ET LE CIEL LUISAIT D'ÉTOILES
POUSSIÉREUSES
Construit en 1887, le "Neues Deutsches
Teater" visait à réaffirmer la supériorité
de l'Art allemand sur l'artisanat local pragois (les Tchèques avaient
ouvert leur propre théâtre national, le Narodni Divadlo en
1883): il fut entre autres dirigé par Zemlinsky qui fit créer
Erwartung.

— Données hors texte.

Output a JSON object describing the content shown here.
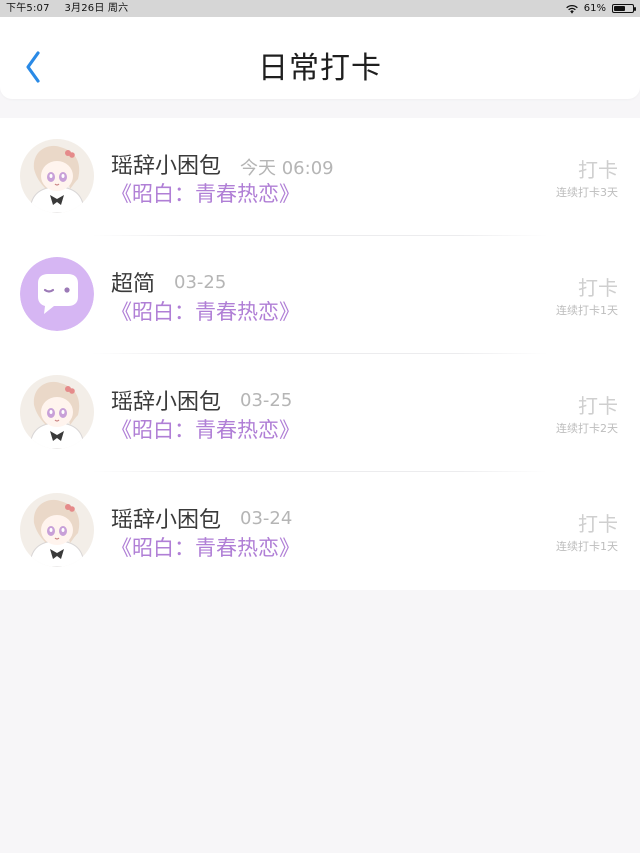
{
  "status_bar": {
    "time": "下午5:07",
    "date": "3月26日 周六",
    "battery": "61%",
    "battery_level": 0.61,
    "wifi_icon": "wifi-icon",
    "battery_icon": "battery-icon"
  },
  "header": {
    "title": "日常打卡",
    "back_icon": "chevron-left-icon",
    "accent": "#2a8ae6"
  },
  "items": [
    {
      "user": "瑶辞小困包",
      "time": "今天 06:09",
      "course": "《昭白：青春热恋》",
      "action": "打卡",
      "streak": "连续打卡3天",
      "avatar": "anime-girl-avatar"
    },
    {
      "user": "超简",
      "time": "03-25",
      "course": "《昭白：青春热恋》",
      "action": "打卡",
      "streak": "连续打卡1天",
      "avatar": "chat-bubble-avatar"
    },
    {
      "user": "瑶辞小困包",
      "time": "03-25",
      "course": "《昭白：青春热恋》",
      "action": "打卡",
      "streak": "连续打卡2天",
      "avatar": "anime-girl-avatar"
    },
    {
      "user": "瑶辞小困包",
      "time": "03-24",
      "course": "《昭白：青春热恋》",
      "action": "打卡",
      "streak": "连续打卡1天",
      "avatar": "anime-girl-avatar"
    }
  ],
  "colors": {
    "course_link": "#b07fd6",
    "muted_text": "#b5b5b5",
    "bubble_avatar_bg": "#d6b6f3"
  }
}
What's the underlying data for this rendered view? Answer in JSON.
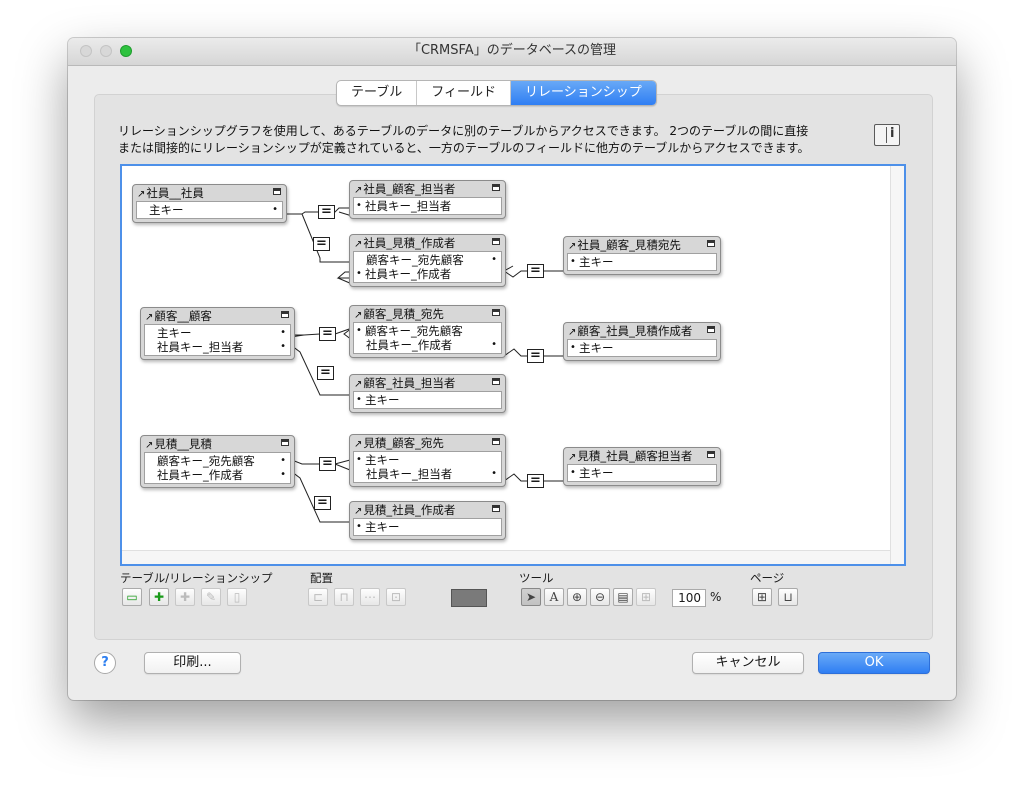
{
  "window": {
    "title": "「CRMSFA」のデータベースの管理"
  },
  "tabs": [
    {
      "label": "テーブル",
      "active": false
    },
    {
      "label": "フィールド",
      "active": false
    },
    {
      "label": "リレーションシップ",
      "active": true
    }
  ],
  "description": {
    "line1": "リレーションシップグラフを使用して、あるテーブルのデータに別のテーブルからアクセスできます。 2つのテーブルの間に直接",
    "line2": "または間接的にリレーションシップが定義されていると、一方のテーブルのフィールドに他方のテーブルからアクセスできます。"
  },
  "info_button_glyph": "i",
  "graph": {
    "relationship_symbol": "=",
    "table_occurrences": [
      {
        "name": "社員__社員",
        "fields": [
          {
            "name": "主キー"
          }
        ]
      },
      {
        "name": "社員_顧客_担当者",
        "fields": [
          {
            "name": "社員キー_担当者"
          }
        ]
      },
      {
        "name": "社員_見積_作成者",
        "fields": [
          {
            "name": "顧客キー_宛先顧客"
          },
          {
            "name": "社員キー_作成者"
          }
        ]
      },
      {
        "name": "社員_顧客_見積宛先",
        "fields": [
          {
            "name": "主キー"
          }
        ]
      },
      {
        "name": "顧客__顧客",
        "fields": [
          {
            "name": "主キー"
          },
          {
            "name": "社員キー_担当者"
          }
        ]
      },
      {
        "name": "顧客_見積_宛先",
        "fields": [
          {
            "name": "顧客キー_宛先顧客"
          },
          {
            "name": "社員キー_作成者"
          }
        ]
      },
      {
        "name": "顧客_社員_見積作成者",
        "fields": [
          {
            "name": "主キー"
          }
        ]
      },
      {
        "name": "顧客_社員_担当者",
        "fields": [
          {
            "name": "主キー"
          }
        ]
      },
      {
        "name": "見積__見積",
        "fields": [
          {
            "name": "顧客キー_宛先顧客"
          },
          {
            "name": "社員キー_作成者"
          }
        ]
      },
      {
        "name": "見積_顧客_宛先",
        "fields": [
          {
            "name": "主キー"
          },
          {
            "name": "社員キー_担当者"
          }
        ]
      },
      {
        "name": "見積_社員_顧客担当者",
        "fields": [
          {
            "name": "主キー"
          }
        ]
      },
      {
        "name": "見積_社員_作成者",
        "fields": [
          {
            "name": "主キー"
          }
        ]
      }
    ]
  },
  "toolbar": {
    "section_tables": "テーブル/リレーションシップ",
    "section_arrange": "配置",
    "section_tools": "ツール",
    "section_page": "ページ",
    "zoom": "100",
    "zoom_unit": "%",
    "text_tool_glyph": "A"
  },
  "footer": {
    "help_glyph": "?",
    "print_label": "印刷...",
    "cancel_label": "キャンセル",
    "ok_label": "OK"
  },
  "colors": {
    "accent": "#2f7ef3",
    "canvas_border": "#4d90e9",
    "traffic_zoom": "#2ec23f"
  }
}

En 1945, il devint le Velka Opera et Josef Svoboda en fut le
"premier décorateur" à partir de 1951. Cet assez joli théâtre
de 1550, mal restauré sous le protectorat bienveillant des petits
pères des peuples, est aujourd'hui la principale salle d'opéra
de la ville (le magnifique Narodni Divaldlo est une salle plus étendue,
avec un auditorium de même capacité, qui accueille ballets,
pièces de théâtre et opéras... mais chantés
en tchèque).
Josef Svoboda eut son heure de gloire
hors des frontières tchécoslovaques à l'époque
de l'intellectuel communisme triomphant (création d'Intolleranza
de Nono à Venise) et même au delà (Vespri et Otello
à Garnier sous Liebermann, le Ring à Orange).
La production de Tosca, qui date de
1947, constitue donc une pièce de musée, très défraîchie
il faut bien le dire. À condition de dominer cette première
impression poussiéreuse, les lyricomanes les plus endurcis apprécieront
une scénographie originale qui utilise essentiellement des éléments
de toiles peintes sépia inclinées, donnant un véritable
sentiment d'écrasement et d'étouffement. On retrouve d'ailleurs
une partie de ces éléments scénographiques dans des
mises en scènes plus récentes (par exemple, la Tosca d'Auvray
pour Garnier et celle de Bastille: après l'emprunt russe, l'emprunt
tchèque ?).
Pour tout dire, ce genre de références
historiques indiffèrera grandement le spectateur étranger
de base, qui ne verra ici qu'un spectacle de routine à la limite
de l'acceptable (ce qui n'est pas faux non plus!).
Quant au spectateur tchèque...
j'ai du mal à imaginer qu'on puisse assister à la même
production de Tosca, avec de multiples distributions annuelles, ET PENDANT
55 ANNEES CONSÉCUTIVES, sans sombrer dans l'alcoolisme le plus sordide
!
Au point de vue vocal, la distribution
est d'un niveau provincial: il faut dire que les bons chanteurs tchèques
préfèrent des cachets de seconds rôles à l'Opéra
de Vienne; il faut donc se contenter des moins bons.
Eva Depoltova est une Floria Tosca
au physique avantageux, avec de réels moyens mais une technique
imparfaite.
Igor Jan doit être le seul ténor
russe a ne pas avoir trouvé d'emploi en Europe de l'Ouest: medium
engorgé alla Galvez Vallejo mais dopé par de superbes aigus,
ce chanteur a malheureusement chanté trop haut toute la soirée,
à l'exception de 30 secondes de duo, chantées elles un demi-ton
trop bas!
Le Scarpia de Jiri Sulzenko vaut surtout
pour son interprétation: le chant est correct mais gâté
par un timbre complètement "creux".
Les seconds rôles sont assez
médiocres: inutile de s'attarder.
Bohumil Gregor a connu une petite carrière
internationale en dirigeant un peu partout son répertoire national;
à 75 ans passés, il devient directeur musical de l'opéra
ce qui n'est pas une mince affaire avec de tels interprètes; tous
ont les yeux rivés sur lui, et ce n'est pas pour son physique (il
ferait pâlir Boris Karloff) et la quasi totalité des départs
sont donnés. Il suffit qu'il oublie de lever le bras pour une phrase
d'un dialogue (entre Scarpia et le sacristain par exemple), et c'est la
catastrophe !
Dans ces conditions, Bohumil Gregor
a bien du mérite à donner une vision artistique de la partition:
il y arrive partiellement et cette performance est à saluer.